Dry

    0
    113

    Dry or dryness describes the lack of a sweet taste in beverages.  The term is applicable to any form of alcoholic beverages including beer, cocktails, distilled spirits, and wine.  Generally, a lack of sugar or other simple carbohydrates easily converted to sugar by enzymes present in the mouth, particularly amylase causes dryness, but the presence of another taste that masks sweetness also affects the dryness of a beverage.  The mouthfeel of a sweeter drink is often called silky, not dry.  Some bartenders use thickeners like gum arabic and locust bean gum syrup to varies degrees of success to achieve a cocktail with dry, yet silky properties.  Dryness per se is not necessarily a deficiency in a cocktail, rather it is more a preference of taste and mouthfeel.

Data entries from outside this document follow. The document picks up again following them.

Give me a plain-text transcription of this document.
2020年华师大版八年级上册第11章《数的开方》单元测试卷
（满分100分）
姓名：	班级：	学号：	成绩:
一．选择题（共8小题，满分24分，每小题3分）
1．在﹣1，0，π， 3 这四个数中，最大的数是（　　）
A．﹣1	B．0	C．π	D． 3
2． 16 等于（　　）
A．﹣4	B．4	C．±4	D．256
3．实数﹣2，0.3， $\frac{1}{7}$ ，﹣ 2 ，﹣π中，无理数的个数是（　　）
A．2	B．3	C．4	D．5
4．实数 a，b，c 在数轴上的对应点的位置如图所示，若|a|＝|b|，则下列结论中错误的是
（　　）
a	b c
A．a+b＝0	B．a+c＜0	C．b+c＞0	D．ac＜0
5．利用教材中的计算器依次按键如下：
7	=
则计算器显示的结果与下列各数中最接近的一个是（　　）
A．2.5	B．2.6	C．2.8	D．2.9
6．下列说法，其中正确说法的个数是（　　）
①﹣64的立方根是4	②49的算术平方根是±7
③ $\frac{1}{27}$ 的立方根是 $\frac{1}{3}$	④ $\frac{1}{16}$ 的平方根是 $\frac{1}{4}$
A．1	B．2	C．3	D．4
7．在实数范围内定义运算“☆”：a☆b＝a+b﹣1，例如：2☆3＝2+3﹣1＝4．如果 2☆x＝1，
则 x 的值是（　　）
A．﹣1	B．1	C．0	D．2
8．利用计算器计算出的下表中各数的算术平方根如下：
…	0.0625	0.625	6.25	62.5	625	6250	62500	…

    A dry wine features little to no residual sugar, thus it does not taste sweet.  As grape juice converts to wine, the yeast eats the sugars present in the juice during the fermentation process, which results in alcohol.  Many winemakers stop the fermentation process prior to the yeast eating all the sugar, which leaves the wine with sweeter qualities.  This sugar left behind is known as residual sugar.  When the winemaker allows the fermentation process to finish completely, the wine is considered dry.  Wine classifications like extra dry, dry, semi-sweet, sweet, and extra-sweet exist to assist consumers.

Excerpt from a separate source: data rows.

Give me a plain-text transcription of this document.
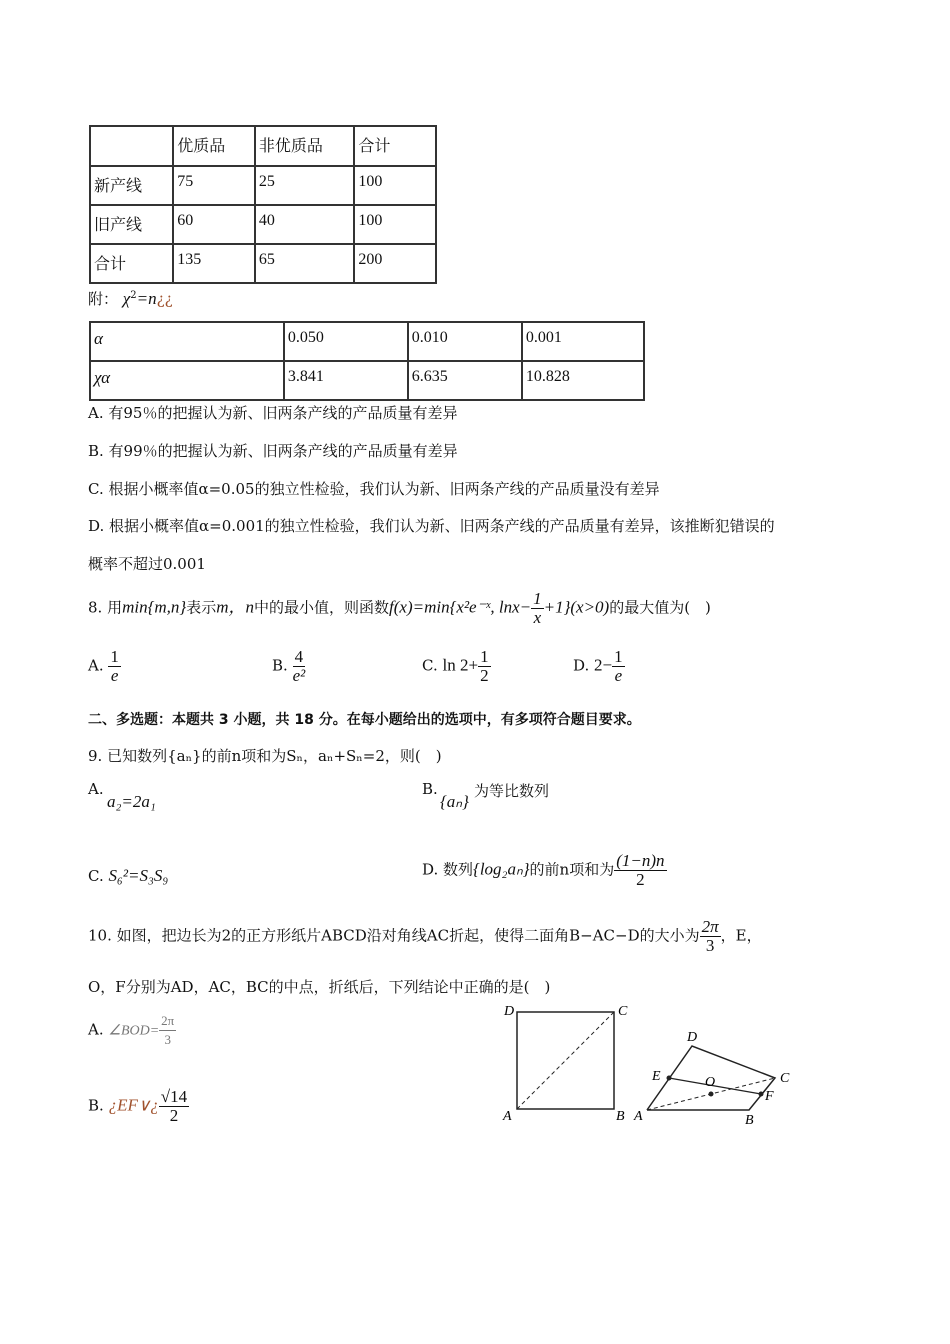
	优质品	非优质品	合计
新产线	75	25	100
旧产线	60	40	100
合计	135	65	200
附： $\chi^2=n¿¿$
α	0.050	0.010	0.001
χα	3.841	6.635	10.828
A. 有95％的把握认为新、旧两条产线的产品质量有差异
B. 有99％的把握认为新、旧两条产线的产品质量有差异
C. 根据小概率值α=0.05的独立性检验，我们认为新、旧两条产线的产品质量没有差异
D. 根据小概率值α=0.001的独立性检验，我们认为新、旧两条产线的产品质量有差异，该推断犯错误的
概率不超过0.001
8. 用min{m,n}表示m，n中的最小值，则函数f(x)=min{x²e⁻ˣ, $\ln x- \frac{1}{x} +1\}(x>0)$的最大值为(　)
A. $\frac{1}{e}$	B. $\frac{4}{\text{e²}}$	C. $\ln 2+ \frac{1}{2}$	D. $2- \frac{1}{e}$
二、多选题：本题共 3 小题，共 18 分。在每小题给出的选项中，有多项符合题目要求。
9. 已知数列{aₙ}的前n项和为Sₙ，aₙ+Sₙ=2，则(　)
A.
a₂=2a₁
B.
{aₙ}
为等比数列
C. S₆²=S₃S₉	D. 数列{log₂aₙ}的前n项和为 $\frac{(1-n)n}{2}$
10. 如图，把边长为2的正方形纸片ABCD沿对角线AC折起，使得二面角B−AC−D的大小为 $\frac{2\pi}{3}$ ，E，
O，F分别为AD，AC，BC的中点，折纸后，下列结论中正确的是(　)
A. ∠BOD= $\frac{2\pi}{3}$
B. ¿EF∨¿ $\frac{√14}{2}$
D	C
A	B
D
E	O	C
F
A	B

    In wine drinking, many people confuse the term dry with a sense and consequently use the term incorrectly.  Wines that create a drying sensation inside the mouth feature strong tannins.  This sensation is not caused by the lack of residual sugar that would cause a wine to be dry, but rather the tannins present.  This confusion is compounded by the fact that many high tannin wines are also dry.  It is important to understand though that the two are not the same thing and only wines with strong tannins will dry out your mouth.  To summarize:  dry wine–lacks sweet qualities, dry mouth–high tannin content, many wines are both.

    Things get confusing in the cocktail world quickly.  For example, dry, in the context of a martini or manhattan refers to the amount of vermouth in the drink.  So a dry manhattan features dry vermouth, a perfect manhattan equal parts dry and sweet vermouth, and finally, a person ordering just a manhattan expects just the use of sweet vermouth along with the whisky/whiskey.